Complete step by step solution:
As we know, the operation of a transistor as an amplifier is possible only if we fix its operating point in the middle of its active region.

Now, we all know that amplifiers are used to amplify the alternating signals. Therefore, we will superimpose the ac input signal ${v_i}$ on ${v_{BB}}$. The output will be taken between the collector and ground.
Now, for an amplifier, we will take ${v_i} = 0$.
Hence, using Kirchhoff’s law to the output loop, we get
${V_{CC}} = {V_{CE}} + {I_C}{R_L}$
Now, using Kirchhoff’s law to the input loop, we get
${V_{BB}} = {V_{BE}} + {I_B}{R_B}$
Here, when ${V_i}$ is not zero, we get
${V_{BB}} + {v_i} = \left( {{V_{BE}} + \Delta {V_{BE}}} \right) + \left( {{I_B} + \Delta {I_B}} \right){R_B}$
Or ${V_{BB}} + {v_i} = {V_{BE}} + {I_B}{R_B} + \Delta {V_{BE}} + \Delta {I_B}{R_B}$
Here, the change in ${V_{BE}}$ can be related to the input resistance ${r_i}$ and the change in ${I_B}$ is given by
$\Delta {V_{BE}} = \Delta {I_B}{r_i}$
So, we will get
${V_{BB}} + {v_i} = {V_{BE}} + {I_B}{R_B} + \Delta {I_B}({R_B} + {r_i})$
Now, we will get the value of ${v_i}$ as
${V_{BB}} + {v_i} - {V_{BB}} = {V_{BE}} + {I_B}{R_B} + \Delta {I_B}({R_B} + {r_i}) - {V_{BE}} - {I_B}{R_B}$
$ \Rightarrow \,{v_i} = \Delta {I_B}({R_B} + {r_i})$
$ \Rightarrow \,{v_i} = r\Delta {I_B}$

Now, we can say that a change in ${I_B}$ causes a change in ${I_C}$. Therefore, we define will a new parameter ${\beta _{ac}}$ which is also similar to ${\beta _{dc}}$, as
${\beta _{ac}} = \dfrac{{\Delta {I_C}}}{{\Delta {I_B}}} = \dfrac{{{i_C}}}{{{i_B}}}$
This equation is also known as the current gain ${A_i}$. Usually, ${\beta _{ac}}$ remains close to ${\beta _{dc}}$ in the linear region of the output characteristics. Now, the change in ${I_C}$due to a change in ${I_B}$ leads to the change in ${V_{CE}}$ and the voltage drop across the resistor ${R_L}$, because ${V_{CC}}$ is fixed.
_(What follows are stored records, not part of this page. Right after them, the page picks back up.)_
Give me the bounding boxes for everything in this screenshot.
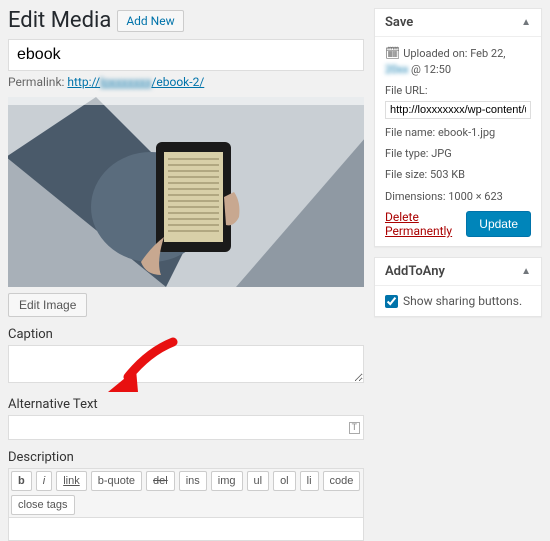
file-name-value: ebook-1.jpg bbox=[438, 126, 495, 139]
save-postbox-header[interactable]: Save ▲ bbox=[375, 9, 541, 37]
collapse-icon: ▲ bbox=[521, 17, 531, 28]
quicktag-link[interactable]: link bbox=[56, 471, 87, 491]
description-textarea[interactable] bbox=[8, 517, 364, 541]
add-new-button[interactable]: Add New bbox=[117, 10, 183, 32]
edit-image-button[interactable]: Edit Image bbox=[8, 293, 87, 317]
quicktags-toolbar: bilinkb-quotedelinsimgulollicode close ta… bbox=[8, 468, 364, 517]
media-preview bbox=[8, 97, 364, 287]
show-sharing-label: Show sharing buttons. bbox=[403, 294, 522, 308]
addtoany-postbox: AddToAny ▲ Show sharing buttons. bbox=[374, 257, 542, 317]
quicktag-i[interactable]: i bbox=[36, 471, 52, 491]
quicktag-ins[interactable]: ins bbox=[179, 471, 207, 491]
quicktag-ul[interactable]: ul bbox=[247, 471, 270, 491]
delete-permanently-link[interactable]: Delete Permanently bbox=[385, 210, 466, 238]
calendar-icon: 🗓 bbox=[385, 46, 400, 60]
quicktag-ol[interactable]: ol bbox=[273, 471, 296, 491]
description-label: Description bbox=[8, 450, 364, 465]
media-title-input[interactable] bbox=[8, 39, 364, 71]
collapse-icon: ▲ bbox=[521, 266, 531, 277]
file-url-input[interactable] bbox=[385, 101, 531, 119]
update-button[interactable]: Update bbox=[466, 211, 531, 237]
file-url-label: File URL: bbox=[385, 83, 531, 98]
input-hint-icon: T bbox=[349, 422, 360, 434]
addtoany-postbox-header[interactable]: AddToAny ▲ bbox=[375, 258, 541, 286]
permalink-label: Permalink: bbox=[8, 75, 64, 89]
caption-label: Caption bbox=[8, 327, 364, 342]
quicktag-img[interactable]: img bbox=[211, 471, 243, 491]
quicktag-del[interactable]: del bbox=[146, 471, 175, 491]
file-type-value: JPG bbox=[431, 147, 452, 160]
quicktag-b[interactable]: b bbox=[11, 471, 32, 491]
caption-textarea[interactable] bbox=[8, 345, 364, 383]
save-postbox: Save ▲ 🗓Uploaded on: Feb 22, 20xx @ 12:5… bbox=[374, 8, 542, 247]
show-sharing-checkbox[interactable] bbox=[385, 295, 398, 308]
page-title: Edit Media bbox=[8, 8, 111, 33]
permalink-link[interactable]: http://loxxxxxxx/ebook-2/ bbox=[67, 75, 204, 89]
file-size-value: 503 KB bbox=[430, 168, 465, 181]
quicktag-b-quote[interactable]: b-quote bbox=[91, 471, 142, 491]
quicktag-close-tags[interactable]: close tags bbox=[11, 495, 75, 515]
quicktag-li[interactable]: li bbox=[300, 471, 319, 491]
alt-text-label: Alternative Text bbox=[8, 397, 364, 412]
alt-text-input[interactable] bbox=[8, 415, 364, 440]
permalink-row: Permalink: http://loxxxxxxx/ebook-2/ bbox=[8, 75, 364, 89]
quicktag-code[interactable]: code bbox=[323, 471, 361, 491]
dimensions-value: 1000 × 623 bbox=[448, 190, 503, 203]
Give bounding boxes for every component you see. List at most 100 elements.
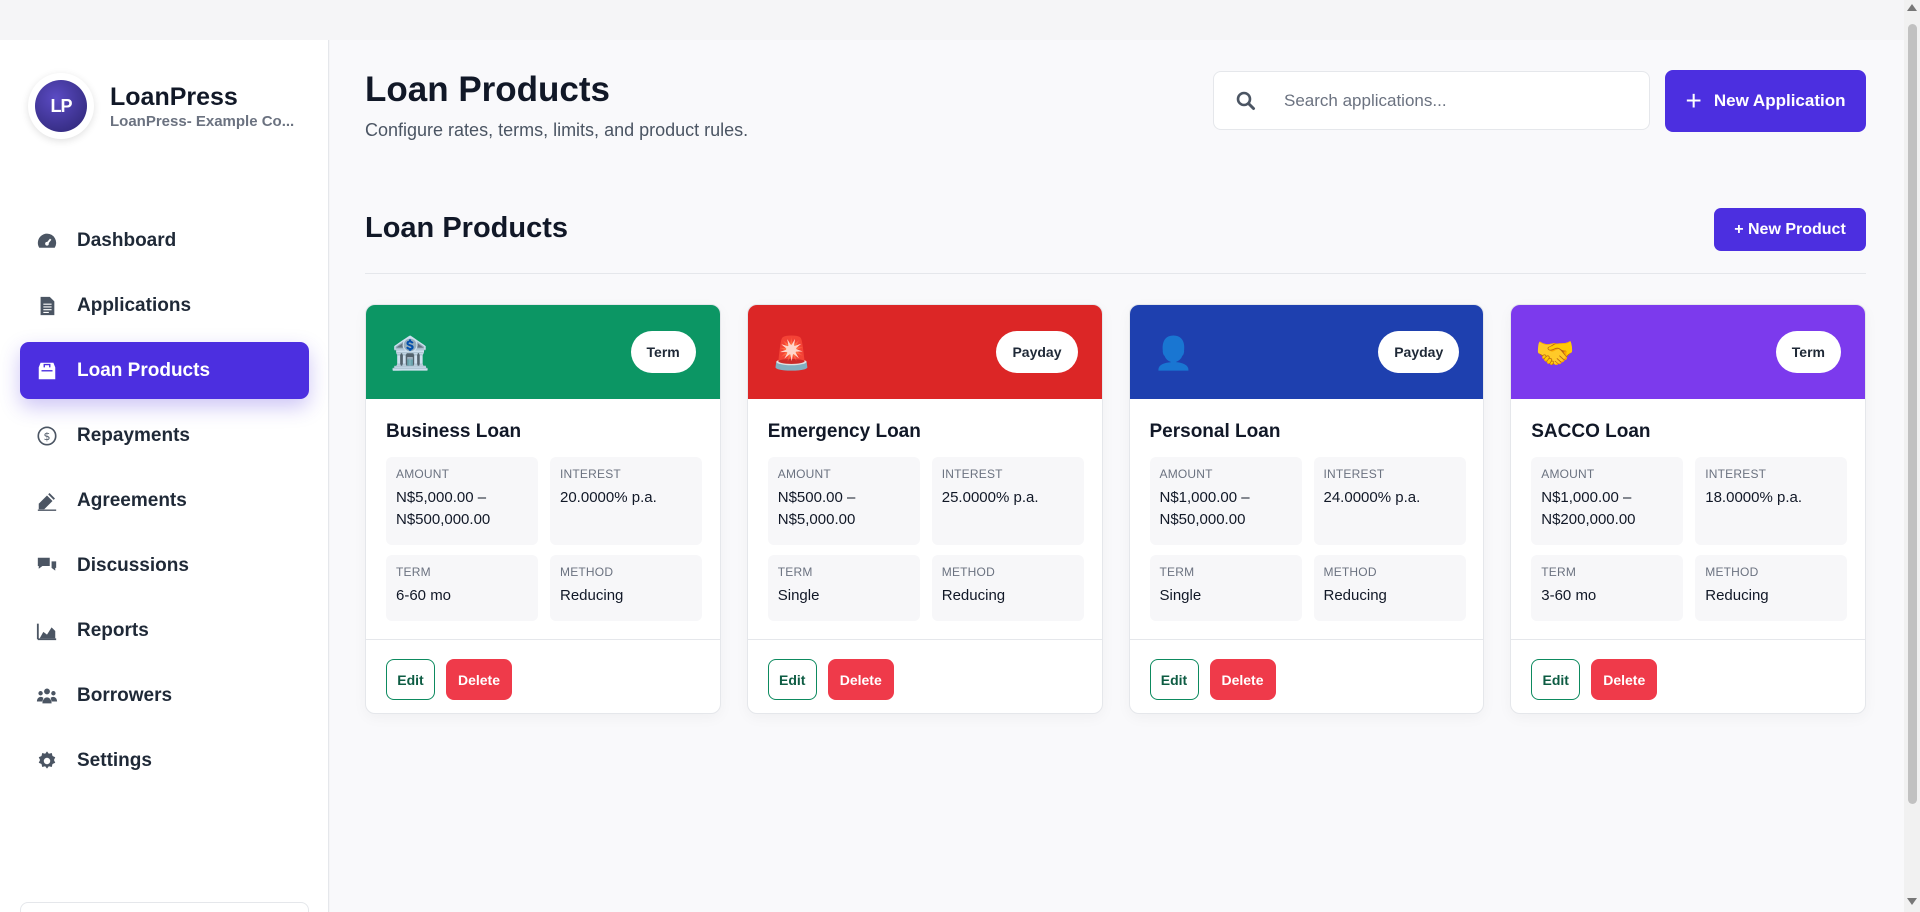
card-header: 🏦 Term bbox=[366, 305, 720, 399]
method-value: Reducing bbox=[560, 587, 624, 604]
section-title: Loan Products bbox=[365, 212, 569, 244]
delete-button[interactable]: Delete bbox=[446, 659, 512, 700]
handshake-icon: 🤝 bbox=[1535, 334, 1576, 372]
scroll-down-arrow-icon[interactable] bbox=[1907, 898, 1917, 905]
edit-button[interactable]: Edit bbox=[767, 659, 817, 700]
card-header: 👤 Payday bbox=[1129, 305, 1484, 399]
card-footer-divider bbox=[1511, 639, 1865, 640]
sidebar-item-discussions[interactable]: Discussions bbox=[20, 537, 309, 594]
sidebar-item-reports[interactable]: Reports bbox=[20, 602, 309, 659]
gauge-icon bbox=[36, 230, 58, 252]
amount-cell: AMOUNT N$1,000.00 – N$50,000.00 bbox=[1149, 457, 1302, 545]
search-box[interactable] bbox=[1213, 71, 1650, 130]
amount-value: N$5,000.00 – N$500,000.00 bbox=[396, 489, 491, 528]
product-card: 🏦 Term Business Loan AMOUNT N$5,000.00 – … bbox=[365, 304, 721, 714]
search-input[interactable] bbox=[1284, 90, 1624, 111]
sidebar-item-loan-products[interactable]: Loan Products bbox=[20, 342, 309, 399]
main-content: Loan Products Configure rates, terms, li… bbox=[330, 40, 1904, 912]
sidebar-item-settings[interactable]: Settings bbox=[20, 732, 309, 789]
amount-value: N$1,000.00 – N$200,000.00 bbox=[1541, 489, 1636, 528]
search-icon bbox=[1236, 91, 1255, 110]
sidebar-item-label: Discussions bbox=[77, 554, 189, 576]
scroll-up-arrow-icon[interactable] bbox=[1907, 4, 1917, 11]
sidebar-item-agreements[interactable]: Agreements bbox=[20, 472, 309, 529]
term-cell: TERM Single bbox=[1149, 555, 1302, 621]
dollar-circle-icon: $ bbox=[36, 425, 58, 447]
interest-value: 20.0000% p.a. bbox=[560, 489, 657, 506]
method-cell: METHOD Reducing bbox=[1695, 555, 1848, 621]
interest-value: 18.0000% p.a. bbox=[1705, 489, 1802, 506]
sidebar-footer-card bbox=[20, 902, 309, 912]
brand-logo: LP bbox=[28, 73, 94, 139]
top-strip bbox=[0, 0, 1904, 40]
sidebar-item-label: Settings bbox=[77, 749, 152, 771]
amount-cell: AMOUNT N$1,000.00 – N$200,000.00 bbox=[1531, 457, 1684, 545]
brand[interactable]: LP LoanPress LoanPress- Example Co... bbox=[28, 73, 300, 139]
sidebar-item-label: Borrowers bbox=[77, 684, 173, 706]
product-type-badge: Payday bbox=[1378, 331, 1460, 373]
product-type-badge: Term bbox=[630, 331, 696, 373]
svg-text:$: $ bbox=[44, 430, 51, 443]
term-cell: TERM Single bbox=[767, 555, 920, 621]
users-icon bbox=[36, 685, 58, 707]
term-cell: TERM 6-60 mo bbox=[386, 555, 538, 621]
method-cell: METHOD Reducing bbox=[931, 555, 1084, 621]
page-subtitle: Configure rates, terms, limits, and prod… bbox=[365, 120, 749, 140]
product-name: Business Loan bbox=[386, 421, 522, 442]
interest-value: 25.0000% p.a. bbox=[941, 489, 1039, 506]
sidebar-item-borrowers[interactable]: Borrowers bbox=[20, 667, 309, 724]
plus-icon: + bbox=[1685, 85, 1702, 116]
chart-area-icon bbox=[36, 620, 58, 642]
term-value: 6-60 mo bbox=[396, 587, 452, 604]
sidebar: LP LoanPress LoanPress- Example Co... Da… bbox=[0, 40, 329, 912]
method-value: Reducing bbox=[1323, 587, 1387, 604]
card-footer-divider bbox=[747, 639, 1102, 640]
amount-value: N$1,000.00 – N$50,000.00 bbox=[1159, 489, 1250, 528]
interest-cell: INTEREST 20.0000% p.a. bbox=[550, 457, 702, 545]
document-icon bbox=[36, 295, 58, 317]
siren-icon: 🚨 bbox=[771, 334, 812, 372]
sidebar-nav: Dashboard Applications Loan Products $ R… bbox=[20, 212, 309, 797]
sidebar-item-label: Agreements bbox=[77, 489, 187, 511]
sidebar-item-repayments[interactable]: $ Repayments bbox=[20, 407, 309, 464]
sidebar-item-dashboard[interactable]: Dashboard bbox=[20, 212, 309, 269]
interest-cell: INTEREST 18.0000% p.a. bbox=[1695, 457, 1848, 545]
new-product-button[interactable]: + New Product bbox=[1714, 208, 1866, 251]
sidebar-item-applications[interactable]: Applications bbox=[20, 277, 309, 334]
bank-icon: 🏦 bbox=[390, 334, 430, 372]
term-value: Single bbox=[777, 587, 820, 604]
sidebar-item-label: Applications bbox=[77, 294, 192, 316]
method-cell: METHOD Reducing bbox=[1313, 555, 1466, 621]
sidebar-item-label: Loan Products bbox=[77, 359, 211, 381]
sidebar-item-label: Dashboard bbox=[77, 229, 177, 251]
term-cell: TERM 3-60 mo bbox=[1531, 555, 1684, 621]
new-application-label: New Application bbox=[1713, 91, 1846, 110]
interest-cell: INTEREST 25.0000% p.a. bbox=[931, 457, 1084, 545]
brand-name: LoanPress bbox=[110, 82, 238, 111]
gear-icon bbox=[36, 750, 58, 772]
term-value: Single bbox=[1159, 587, 1202, 604]
edit-button[interactable]: Edit bbox=[1531, 659, 1581, 700]
edit-button[interactable]: Edit bbox=[1149, 659, 1199, 700]
card-footer-divider bbox=[366, 639, 720, 640]
product-type-badge: Term bbox=[1775, 331, 1841, 373]
signature-icon bbox=[36, 490, 58, 512]
delete-button[interactable]: Delete bbox=[827, 659, 894, 700]
interest-value: 24.0000% p.a. bbox=[1323, 489, 1421, 506]
amount-cell: AMOUNT N$500.00 – N$5,000.00 bbox=[767, 457, 920, 545]
product-card: 🚨 Payday Emergency Loan AMOUNT N$500.00 –… bbox=[746, 304, 1103, 714]
delete-button[interactable]: Delete bbox=[1591, 659, 1658, 700]
card-header: 🤝 Term bbox=[1511, 305, 1865, 399]
method-value: Reducing bbox=[1705, 587, 1769, 604]
delete-button[interactable]: Delete bbox=[1209, 659, 1276, 700]
scrollbar-thumb[interactable] bbox=[1908, 24, 1917, 804]
vertical-scrollbar[interactable] bbox=[1904, 0, 1920, 912]
brand-logo-text: LP bbox=[35, 80, 87, 132]
edit-button[interactable]: Edit bbox=[386, 659, 435, 700]
product-type-badge: Payday bbox=[996, 331, 1078, 373]
brand-subtitle: LoanPress- Example Co... bbox=[110, 112, 295, 130]
person-icon: 👤 bbox=[1153, 334, 1194, 372]
product-name: Personal Loan bbox=[1149, 421, 1281, 442]
method-value: Reducing bbox=[941, 587, 1006, 604]
new-application-button[interactable]: + New Application bbox=[1665, 70, 1866, 132]
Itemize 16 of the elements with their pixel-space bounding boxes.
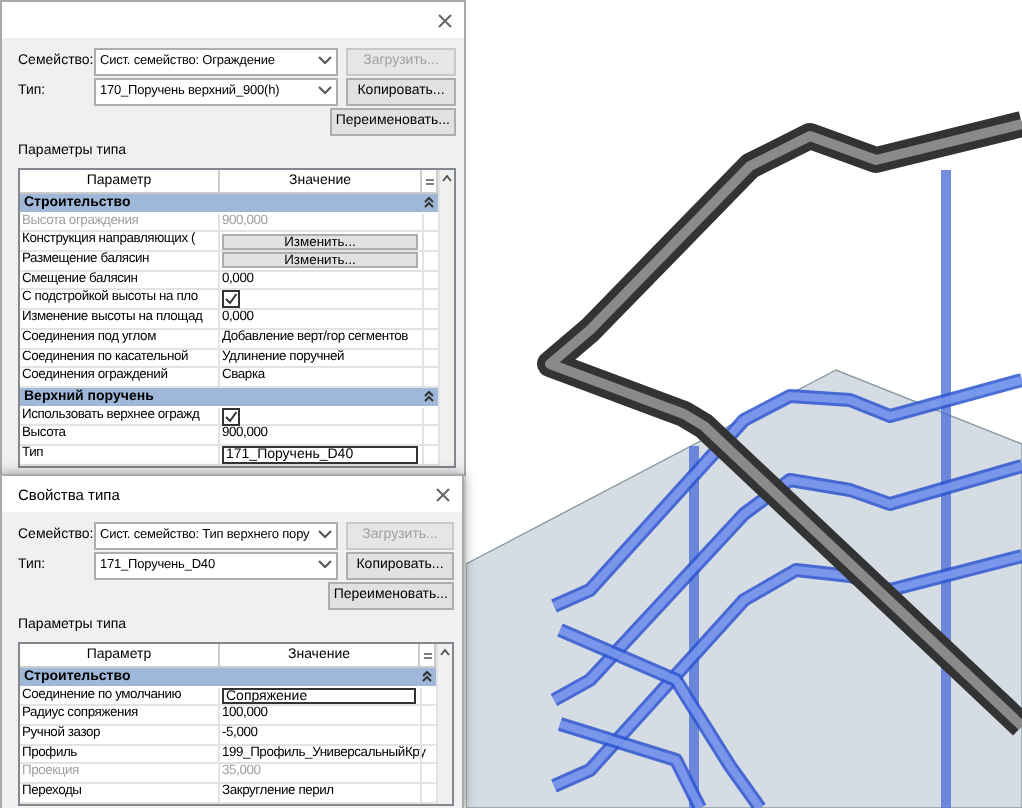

We can see the changes in the equation given below
$\Delta {V_{CC}} = \Delta {V_{CE}} + {R_L}\Delta {I_C}$
Here, if we consider $\Delta {V_{CC}} = 0$,
 $\therefore \,\Delta {V_{CE}} = - {R_L}\Delta {I_C}$
Now, we know ${\beta _{ac}} = \dfrac{{\Delta {I_C}}}{{\Delta {I_B}}}$
Therefore, value of $\Delta {I_C}$from this equation to the above equation, we get
${v_0} = \Delta {V_{CE}} = - {\beta _{ac}}{R_L}\Delta {I_B}$
Therefore the voltage in the amplifier is given by
${A_v} = \dfrac{{{v_0}}}{{{v_i}}}$
$ \Rightarrow {A_v} = \dfrac{{\Delta {V_{CE}}}}{{r\Delta {I_B}}}$
$ \Rightarrow {A_v} = \dfrac{{ - {\beta _{ac}}{R_L}}}{r}$

Here, the negative sign shows that the output voltage is in the opposite phase to the input voltage.

Note: Consider that we apply an input signal voltage ${V_i}$ to the emitter-base circuit. We will observe that there will be a change in base current and collector current respectively.
Also, when the input voltage increases, the current through the base-circuit also increases. This will lead to a fall in the voltage between the collector and emitter terminals.